What can we learn about the future of education from the party conference season? Little of substance I’m afraid.
Nicky Morgan got the best joke – ‘Nick Gibb – so good they appointed him twice’ – although I did like Tristram’s ‘continuity Gove’ jibe. Of course, politicians are extraordinarily grateful to teachers. The Conservatives are particularly grateful: the enemies of promise are now ‘heroes’. The parties are also quite proud of their track records, although Labour needed to reach back a few centuries, for some of their triumphs.

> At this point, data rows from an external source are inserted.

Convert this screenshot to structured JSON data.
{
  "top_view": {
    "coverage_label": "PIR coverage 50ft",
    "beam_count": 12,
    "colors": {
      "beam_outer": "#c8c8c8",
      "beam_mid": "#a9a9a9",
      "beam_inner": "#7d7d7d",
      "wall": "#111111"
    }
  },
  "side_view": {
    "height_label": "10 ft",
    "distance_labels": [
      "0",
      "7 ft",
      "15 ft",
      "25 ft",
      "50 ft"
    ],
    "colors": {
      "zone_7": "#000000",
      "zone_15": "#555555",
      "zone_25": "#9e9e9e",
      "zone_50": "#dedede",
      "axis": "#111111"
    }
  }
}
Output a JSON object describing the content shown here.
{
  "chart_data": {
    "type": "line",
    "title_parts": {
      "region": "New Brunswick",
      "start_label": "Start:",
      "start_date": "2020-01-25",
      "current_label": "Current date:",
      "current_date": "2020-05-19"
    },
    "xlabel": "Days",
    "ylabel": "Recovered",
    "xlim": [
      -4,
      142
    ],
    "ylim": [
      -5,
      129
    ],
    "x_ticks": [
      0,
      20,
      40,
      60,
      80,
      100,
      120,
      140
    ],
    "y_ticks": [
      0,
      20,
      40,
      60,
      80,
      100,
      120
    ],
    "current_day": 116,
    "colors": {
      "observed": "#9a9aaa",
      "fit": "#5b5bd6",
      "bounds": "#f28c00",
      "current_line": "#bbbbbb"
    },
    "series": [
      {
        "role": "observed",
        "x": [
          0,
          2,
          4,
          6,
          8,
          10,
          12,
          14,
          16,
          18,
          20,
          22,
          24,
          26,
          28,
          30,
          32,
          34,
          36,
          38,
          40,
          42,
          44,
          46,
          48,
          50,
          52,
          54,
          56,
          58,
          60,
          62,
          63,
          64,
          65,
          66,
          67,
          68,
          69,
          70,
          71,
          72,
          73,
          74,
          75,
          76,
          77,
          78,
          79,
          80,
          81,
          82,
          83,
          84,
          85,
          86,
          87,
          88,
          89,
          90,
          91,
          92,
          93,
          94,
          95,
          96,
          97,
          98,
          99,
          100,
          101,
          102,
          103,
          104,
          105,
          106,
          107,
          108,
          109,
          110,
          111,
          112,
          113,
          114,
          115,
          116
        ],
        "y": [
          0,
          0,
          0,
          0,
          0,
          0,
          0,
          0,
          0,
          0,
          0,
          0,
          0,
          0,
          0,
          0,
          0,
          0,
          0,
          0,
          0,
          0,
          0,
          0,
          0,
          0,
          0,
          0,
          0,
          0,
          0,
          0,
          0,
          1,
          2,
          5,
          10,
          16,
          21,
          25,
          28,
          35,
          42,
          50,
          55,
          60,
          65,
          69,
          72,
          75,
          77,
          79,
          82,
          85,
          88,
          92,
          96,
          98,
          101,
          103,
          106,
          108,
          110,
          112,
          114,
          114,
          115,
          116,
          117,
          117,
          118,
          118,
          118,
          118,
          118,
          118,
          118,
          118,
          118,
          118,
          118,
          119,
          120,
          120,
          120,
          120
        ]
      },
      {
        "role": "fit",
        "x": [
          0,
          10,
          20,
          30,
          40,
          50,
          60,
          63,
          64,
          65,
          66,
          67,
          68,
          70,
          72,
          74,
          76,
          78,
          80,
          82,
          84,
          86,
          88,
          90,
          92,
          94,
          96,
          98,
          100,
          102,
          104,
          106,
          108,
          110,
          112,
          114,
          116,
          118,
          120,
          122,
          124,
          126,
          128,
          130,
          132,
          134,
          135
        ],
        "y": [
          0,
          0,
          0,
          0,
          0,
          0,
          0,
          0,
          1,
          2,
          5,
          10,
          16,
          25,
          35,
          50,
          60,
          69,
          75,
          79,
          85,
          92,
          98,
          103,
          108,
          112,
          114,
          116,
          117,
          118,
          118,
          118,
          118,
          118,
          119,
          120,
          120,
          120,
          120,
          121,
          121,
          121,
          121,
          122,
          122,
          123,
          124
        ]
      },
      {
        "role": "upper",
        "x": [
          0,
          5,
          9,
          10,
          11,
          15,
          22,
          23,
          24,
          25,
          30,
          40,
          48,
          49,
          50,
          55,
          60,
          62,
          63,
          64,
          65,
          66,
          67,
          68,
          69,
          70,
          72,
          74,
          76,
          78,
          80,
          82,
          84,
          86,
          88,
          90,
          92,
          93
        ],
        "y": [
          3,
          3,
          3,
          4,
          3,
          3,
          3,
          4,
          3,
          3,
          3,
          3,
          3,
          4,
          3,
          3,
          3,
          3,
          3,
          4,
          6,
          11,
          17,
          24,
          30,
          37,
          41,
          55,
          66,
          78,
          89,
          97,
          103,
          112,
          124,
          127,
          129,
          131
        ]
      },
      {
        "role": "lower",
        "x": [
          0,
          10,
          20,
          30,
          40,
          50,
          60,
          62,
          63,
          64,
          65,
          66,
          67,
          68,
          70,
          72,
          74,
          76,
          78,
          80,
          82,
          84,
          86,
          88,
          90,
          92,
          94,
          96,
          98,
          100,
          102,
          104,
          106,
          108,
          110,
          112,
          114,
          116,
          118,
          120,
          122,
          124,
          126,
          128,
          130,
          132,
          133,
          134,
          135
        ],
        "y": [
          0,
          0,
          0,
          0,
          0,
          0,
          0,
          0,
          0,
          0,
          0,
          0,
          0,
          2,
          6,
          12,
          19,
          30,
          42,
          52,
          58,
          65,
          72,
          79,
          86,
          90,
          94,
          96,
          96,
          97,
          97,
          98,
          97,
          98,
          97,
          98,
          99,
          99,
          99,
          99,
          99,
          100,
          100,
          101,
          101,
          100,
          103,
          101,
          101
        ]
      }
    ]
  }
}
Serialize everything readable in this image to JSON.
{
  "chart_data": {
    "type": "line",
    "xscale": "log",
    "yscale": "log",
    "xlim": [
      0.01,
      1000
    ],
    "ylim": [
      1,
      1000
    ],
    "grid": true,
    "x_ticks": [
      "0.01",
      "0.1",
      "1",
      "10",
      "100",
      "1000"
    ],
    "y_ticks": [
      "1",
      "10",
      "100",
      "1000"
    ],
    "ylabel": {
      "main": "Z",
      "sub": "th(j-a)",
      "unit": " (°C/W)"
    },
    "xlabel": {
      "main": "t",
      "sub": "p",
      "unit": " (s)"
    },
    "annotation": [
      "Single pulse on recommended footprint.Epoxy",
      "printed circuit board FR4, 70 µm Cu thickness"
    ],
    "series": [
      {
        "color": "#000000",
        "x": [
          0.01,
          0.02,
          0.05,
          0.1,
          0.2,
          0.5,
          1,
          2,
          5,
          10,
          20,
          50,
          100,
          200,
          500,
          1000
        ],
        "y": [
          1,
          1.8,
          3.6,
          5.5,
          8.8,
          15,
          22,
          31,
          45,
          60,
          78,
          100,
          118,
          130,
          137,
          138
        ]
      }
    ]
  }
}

The outcome of the next election is hard to predict. In fact, there may be no clear outcome. It is useful to look, therefore, at what the parties had in common, and there are some threads running through all three conferences. Early years is one, although this is often characterised as childcare. Possibly childcare is a good vote winner, but it is early education that narrows the gap. Only the Lib Dems talked prominently about the skills of the early years workforce and the funding the sector receives. Nonetheless, this sector is going to rise in prominence over the next few years. Rightly so.
We can also be sure that character will be high on the agenda. Or resilience or grit depending on your preference. Both the Conservative and Lib Dems are keen to emphasise this is on top of a rigorous academic curriculum and all parties see extra curricular activity as a route to deliver it. At least Labour noted the role of support staff in the wider life of the school. The trouble is, schools are managed on data. No one has found a convincing way to measure character and therefore schools will not be judged on it. And the day someone does find a way to measure character we should all give up anyway. I have this terrible fear of a GCSE in resilience.
The role of the local authority as a delivery agency is never coming back
Collaboration features highly, with the London Challenge as an example, particularly for Labour. The trouble with the London Challenge is that everyone sees their own favourite theory in the story. The Conservatives have watered down some of their emphasis on autonomy via academies – every school is now to be valued. I have always believed that the current government got collaboration and autonomy the wrong way round at the primary level. If they had encouraged strong collaboration, then groups of schools would have enthusiastically demanded greater autonomy. Perhaps we will be able to address this in the future.
An interesting omission from most conferences was the role of the middle tier. This is mentioned in the Lib Dems pre-manifesto (we need one, apparently) but was strikingly absent from Tristram Hunt’s speech. I think we need to be absolutely clear that the role of the local authority as a delivery agency is never coming back.
Nicky Morgan focused on workload – possibly this is a result of the clear feedback coming from the union talks. The elephant in the room of workload is marking. Feedback to students is good; much of the late night and weekend marking demanded of teachers has limited impact. Yet Ofsted’s shift away from lesson observation to work scrutiny suggests we will face even more compliance driven marking. This is an issue to tackle urgently.
Finally, most politicians are edging their way towards CPD and teacher quality as key factors of improvement. They are right, but their approaches are so far very light. The sad fact is we don’t yet know enough about what works to direct investment intelligently. For this reason, the widely shared commitment to a College of Teaching may be the best first step. Both Labour and Lib Dems want to restore QTS and the Coalition is working to reform ITT. This is sensible but it is not going to transform education any time soon.
The troubling thing about being in charge of education at the centre is that the most powerful drivers of performance are largely beyond your reach. They are intangible, complex, voluntary and slow to change. In other words, they make awful election material. Far better to promise tangible structural changes and then count them. For this reason, we should not look for the salvation of education in the manifestos and speeches of politicians. The things that matter are in the grasp of the profession and can only be changed when the profession takes back ownership of what belongs to it, and gets working on change without waiting for permission. Perhaps a period of peace in education politics, perhaps even a period of limited minority government, might create the space for this. One thing is for sure, if we miss the chance, then we will have earned another period of top-down change.